For his leadership during the Battle of Tippecanoe, Bartholomew was promoted to brigadier general. The Indiana territorial legislature passed a resolution on December 4, 1811, which read, "Resolved… that the thanks of this house be presented to Col. Luke Decker and Col. Joseph Bartholomew, the officers, non-commissioned officers and men composing the militia corps under their command…for the distinguished valor, heroism and bravery displayed by them in the brilliant battle fought with the Shawnee Prophet and his confederates on the morning of the 7th of Nov, 1811 by the Army under the command of His Excellency William Henry Harrison."

==War of 1812==
When Bartholomew's son fell ill, he volunteered to enlist as a private in his place under the command of Colonel Russell of the 7th Regiment to fight in the White River Campaign during the War of 1812. Bartholomew once conducted a raid against British-allied Delaware Native American towns. He set out with 137 mounted Indiana Rangers. Bartholomew and his rangers raided the Native American Delaware villages destroying 1000 bushels of corn, capturing 3 horses, surprising and killing one Native American warrior. However, a ranger was critically wounded by another Native American warrior who fired on the rangers from concealment and ran off. After Bartholomew and his rangers destroyed the food supplies. They withdrew back to Fort Vallonia. The wounded Indiana ranger who was also brought back to the fort later died from his wounds. After Colonel Russell praised Bartholomew, telling the Indiana territorial governor, "Col. Bartholomew acted as my aide-de-camp; the veteran has been so well tried in this kind of warfare, that any encomiums from me would be useless." In 1816, he was commissioned as major general, the highest rank at that time. He served as major general of the Indiana militia until 1822.

==Later life==
After his wartime military service came to an end, Bartholomew became involved in politics. In 1818, he served on the Indiana General Assembly, and was elected to the Indiana Senate in 1820. He was selected to be a member of the commission that would choose the location of the capital of Indiana, and helped pick Indianapolis as the new site. He would often claim "to have dug the first dirt for the State capital." Though he moved home in 1822, he continued to serve the state on the board of commissioners for land deeds. He retired in 1825.
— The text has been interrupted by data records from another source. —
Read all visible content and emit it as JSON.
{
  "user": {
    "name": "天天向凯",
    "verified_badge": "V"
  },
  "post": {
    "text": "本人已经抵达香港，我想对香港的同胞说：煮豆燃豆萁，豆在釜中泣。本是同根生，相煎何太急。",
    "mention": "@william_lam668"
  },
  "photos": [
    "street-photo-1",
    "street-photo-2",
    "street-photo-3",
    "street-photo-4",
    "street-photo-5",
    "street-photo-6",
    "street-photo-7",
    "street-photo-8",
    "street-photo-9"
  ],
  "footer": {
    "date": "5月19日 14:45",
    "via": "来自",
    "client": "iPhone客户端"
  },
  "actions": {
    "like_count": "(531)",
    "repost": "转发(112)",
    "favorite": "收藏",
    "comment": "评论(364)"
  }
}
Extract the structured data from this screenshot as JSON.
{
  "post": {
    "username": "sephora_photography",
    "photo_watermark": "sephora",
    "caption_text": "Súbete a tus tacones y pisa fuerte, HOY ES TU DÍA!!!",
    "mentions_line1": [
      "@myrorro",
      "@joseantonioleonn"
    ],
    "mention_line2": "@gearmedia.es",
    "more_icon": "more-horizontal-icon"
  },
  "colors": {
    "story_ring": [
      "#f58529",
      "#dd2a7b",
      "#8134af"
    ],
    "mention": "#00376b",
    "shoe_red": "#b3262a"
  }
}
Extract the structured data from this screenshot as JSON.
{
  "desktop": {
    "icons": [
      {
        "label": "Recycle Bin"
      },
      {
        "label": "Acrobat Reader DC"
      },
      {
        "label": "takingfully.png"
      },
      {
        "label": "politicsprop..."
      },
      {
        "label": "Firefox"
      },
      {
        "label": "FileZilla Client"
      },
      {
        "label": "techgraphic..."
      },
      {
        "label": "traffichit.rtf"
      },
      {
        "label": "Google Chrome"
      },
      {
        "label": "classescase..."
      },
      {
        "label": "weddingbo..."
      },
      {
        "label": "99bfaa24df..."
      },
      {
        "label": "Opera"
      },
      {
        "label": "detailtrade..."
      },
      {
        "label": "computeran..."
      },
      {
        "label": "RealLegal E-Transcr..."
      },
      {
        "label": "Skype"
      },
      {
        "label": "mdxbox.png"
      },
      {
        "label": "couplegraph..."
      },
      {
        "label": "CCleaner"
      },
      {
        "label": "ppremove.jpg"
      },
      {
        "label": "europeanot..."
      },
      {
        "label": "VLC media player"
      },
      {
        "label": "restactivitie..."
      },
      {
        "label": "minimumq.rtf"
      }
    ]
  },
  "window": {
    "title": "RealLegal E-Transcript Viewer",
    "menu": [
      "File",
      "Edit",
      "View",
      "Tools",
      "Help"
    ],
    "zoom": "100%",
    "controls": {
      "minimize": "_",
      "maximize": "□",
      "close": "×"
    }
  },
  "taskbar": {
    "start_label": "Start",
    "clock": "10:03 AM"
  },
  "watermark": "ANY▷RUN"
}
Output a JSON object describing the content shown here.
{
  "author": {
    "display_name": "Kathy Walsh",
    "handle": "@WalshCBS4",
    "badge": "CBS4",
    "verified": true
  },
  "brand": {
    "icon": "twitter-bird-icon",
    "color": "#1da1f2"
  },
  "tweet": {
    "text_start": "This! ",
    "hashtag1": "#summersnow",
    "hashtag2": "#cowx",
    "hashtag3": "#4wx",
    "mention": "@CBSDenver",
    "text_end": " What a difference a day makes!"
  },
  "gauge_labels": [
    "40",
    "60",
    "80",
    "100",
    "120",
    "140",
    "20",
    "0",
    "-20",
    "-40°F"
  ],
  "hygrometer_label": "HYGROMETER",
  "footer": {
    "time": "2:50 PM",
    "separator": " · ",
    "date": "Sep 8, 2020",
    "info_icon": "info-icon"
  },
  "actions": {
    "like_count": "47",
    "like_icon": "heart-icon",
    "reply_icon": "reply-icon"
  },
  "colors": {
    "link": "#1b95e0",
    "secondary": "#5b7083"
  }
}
In 1831 Bartholomew was the bondsman for his neighbor Dr. Andrew P. Hay, who had embezzled government funds. As a result of the embezzlement, Bartholomew sold his farm and moved to McLean County, Illinois. He and his son planted a new town named Clarksville, north of present-day Bloomington, which was abandoned by the 1850s. He was an avid supporter in William Henry Harrison's presidential campaign in 1840. In the fall of that year, his health began declining. He died on November 3, 1840, and was buried in Clarksville cemetery in McLean County.
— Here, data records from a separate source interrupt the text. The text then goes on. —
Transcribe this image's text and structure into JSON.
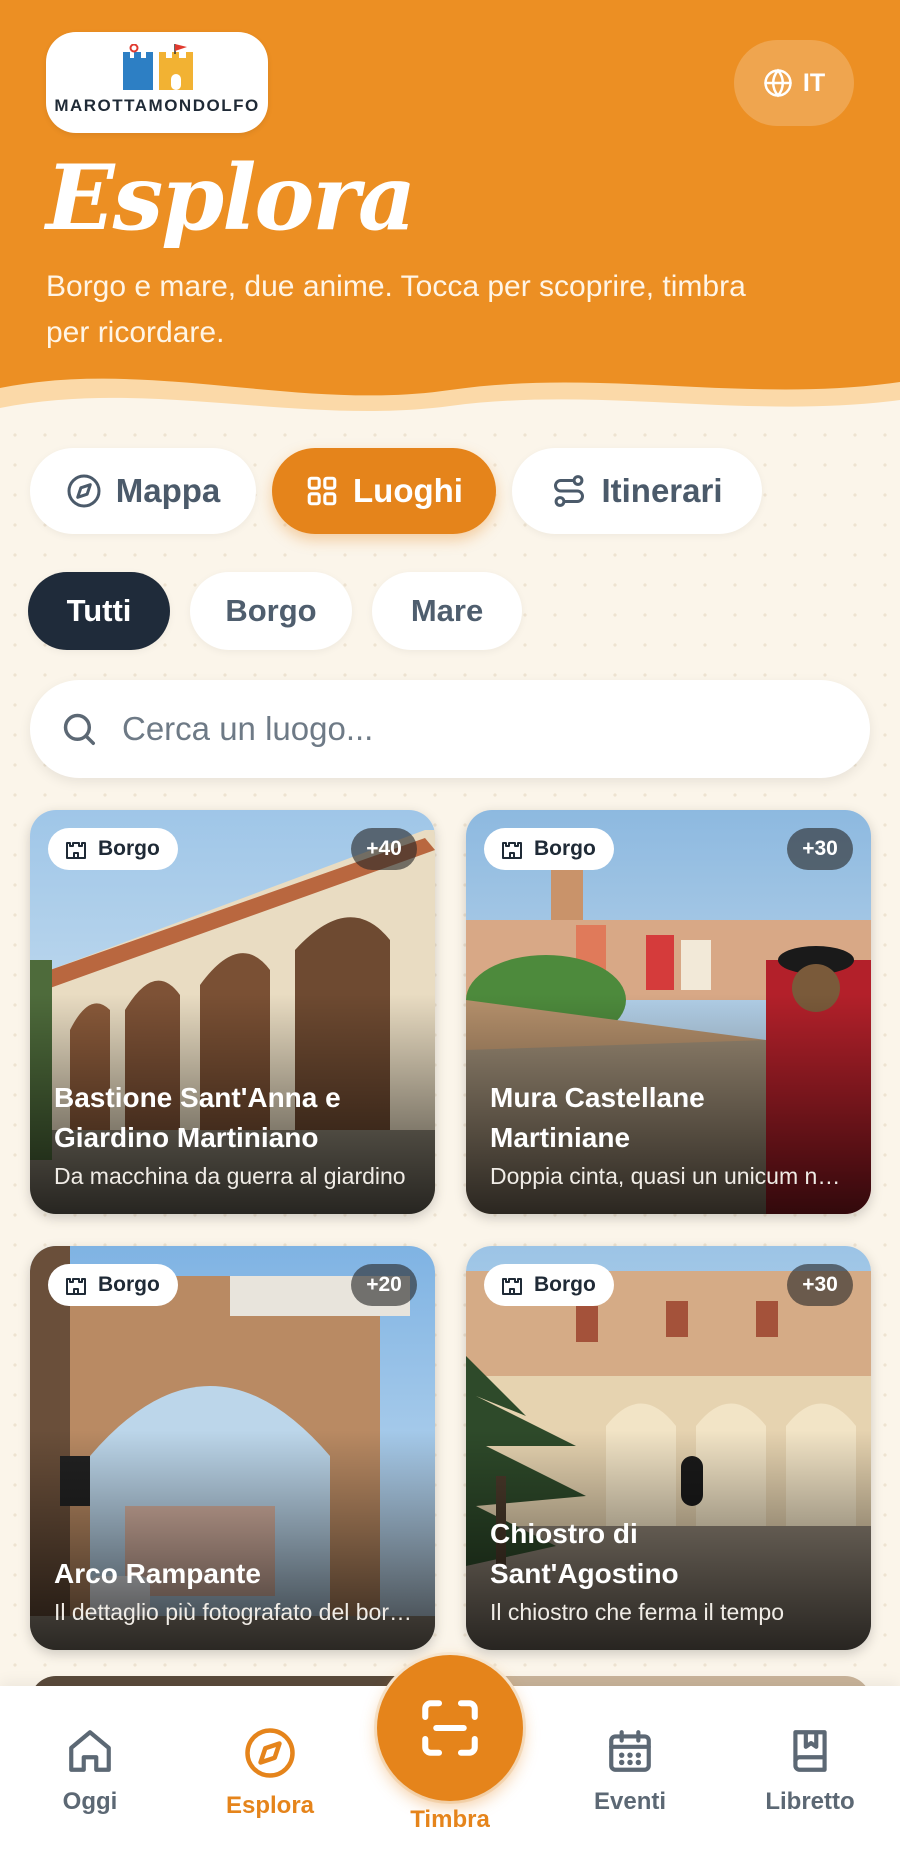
{
  "header": {
    "brand": "MAROTTAMONDOLFO",
    "language": "IT",
    "title": "Esplora",
    "subtitle": "Borgo e mare, due anime. Tocca per scoprire, timbra per ricordare."
  },
  "view_tabs": [
    {
      "label": "Mappa",
      "icon": "compass-icon",
      "active": false
    },
    {
      "label": "Luoghi",
      "icon": "grid-icon",
      "active": true
    },
    {
      "label": "Itinerari",
      "icon": "route-icon",
      "active": false
    }
  ],
  "filters": [
    {
      "label": "Tutti",
      "active": true
    },
    {
      "label": "Borgo",
      "active": false
    },
    {
      "label": "Mare",
      "active": false
    }
  ],
  "search": {
    "placeholder": "Cerca un luogo..."
  },
  "places": [
    {
      "category": "Borgo",
      "points": "+40",
      "name_line1": "Bastione Sant'Anna e",
      "name_line2": "Giardino Martiniano",
      "description": "Da macchina da guerra al giardino"
    },
    {
      "category": "Borgo",
      "points": "+30",
      "name_line1": "Mura Castellane",
      "name_line2": "Martiniane",
      "description": "Doppia cinta, quasi un unicum nelle Marche"
    },
    {
      "category": "Borgo",
      "points": "+20",
      "name_line1": "",
      "name_line2": "Arco Rampante",
      "description": "Il dettaglio più fotografato del borgo"
    },
    {
      "category": "Borgo",
      "points": "+30",
      "name_line1": "Chiostro di",
      "name_line2": "Sant'Agostino",
      "description": "Il chiostro che ferma il tempo"
    }
  ],
  "bottom_nav": {
    "home": "Oggi",
    "explore": "Esplora",
    "stamp": "Timbra",
    "events": "Eventi",
    "booklet": "Libretto"
  },
  "colors": {
    "accent": "#e5841b",
    "header": "#ec8f23",
    "background": "#fbf5ea",
    "dark": "#1f2b3a"
  }
}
His grave marker was placed by the Grand Army of the Republic in 1894 with the inscription "To the memory of Maj. Genl. Joseph Bartholomew Hero of Tippecanoe. He also fought in the Revolutionary War, The War of 1812, & the Black Hawk War."

In 1973, a stone monument marking the approximate location of Gen. Bartholomew's Block House Fort (built during the Black Hawk War) was placed in the Dawson Cemetery in McLean County, IL.